U.S. SECURITIES AND EXCHANGE COMMISSION
Litigation Release No. 17444 / March 27, 2002
UNREGISTERED INVESTMENT ADVISER CHARGED WITH CONSPIRACY TO OBSTRUCT JUSTICE, FRAUD AND MONEY LAUNDERING
U.S. v. REED E. SLATKIN, No. CR 02-313 (C.D. Cal.)
The Securities and Exchange Commission announced today that Reed E. Slatkin was charged with 15 felony charges, including mail and wire fraud, money laundering and conspiracy to obstruct justice during an SEC enforcement investigation, for soliciting nearly $600 million from over 800 investors during a 15-year period. Slatkin agreed to plead guilty to the 15 charges and he agreed to surrender to federal custody when he is arraigned in April.
In his plea agreement, Slatkin admitted that, when the SEC began a formal investigation of his activities in 1999, he and other co-conspirators provided false documents to the SEC to obstruct the investigation and to conceal the fact that his investment program was a massive Ponzi scheme. These documents included fabricated correspondence and account statements. Slatkin also admitted that he had lied to the SEC under oath about the success of his investments, the accuracy of account statements, and his intention not to accept additional investor funds.

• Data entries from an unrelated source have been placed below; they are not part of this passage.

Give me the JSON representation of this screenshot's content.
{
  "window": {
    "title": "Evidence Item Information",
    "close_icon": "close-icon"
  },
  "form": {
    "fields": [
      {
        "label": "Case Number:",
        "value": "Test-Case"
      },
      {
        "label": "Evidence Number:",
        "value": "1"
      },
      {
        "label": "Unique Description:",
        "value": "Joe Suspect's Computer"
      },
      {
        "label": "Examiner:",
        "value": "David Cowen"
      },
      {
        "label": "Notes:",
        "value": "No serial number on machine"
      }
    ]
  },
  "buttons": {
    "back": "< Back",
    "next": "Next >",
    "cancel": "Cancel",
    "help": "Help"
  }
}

On May 11, 2001, the Securities and Exchange Commission ("Commission") obtained a temporary restraining order and asset freeze against Slatkin, a co-founder, former director and substantial shareholder of Earthlink, Inc., in federal district court in Los Angeles. The Commission alleged that Slatkin defrauded hundreds of clients through his unregistered investment advisory business located in Santa Barbara, California.
On June 7, 2001, the U.S. District Court for the Central District of California entered a Judgment of Permanent Injunction against Reed E. Slatkin. The judgment enjoins Slatkin from future violations of the antifraud provisions of Section 17(a) of the Securities Act of 1933, Section 10(b) of the Securities Exchange Act of 1934 and Rule 10b-5 thereunder, and Sections 206(1) and 206(2) of the Investment Advisers Act of 1940 and the investment adviser registration provisions of Section 203(a) of the Advisers Act. The judgment provides that the amount of disgorgement and civil penalties that Slatkin will have to pay, will be determined later. Slatkin, without admitting or denying the allegations in the complaint, consented to the entry of the injunction. Slatkin has also been barred by the Commission from associating with any investment adviser.
The criminal case was prosecuted by the U.S. Attorney's Office for the Central District of California. Additional information can be found in Litigation Release No. 16998 (May 15, 2001) and No. 17033 (June 12, 2001) and Advisers Act Release No. 2006 (January 2, 2002).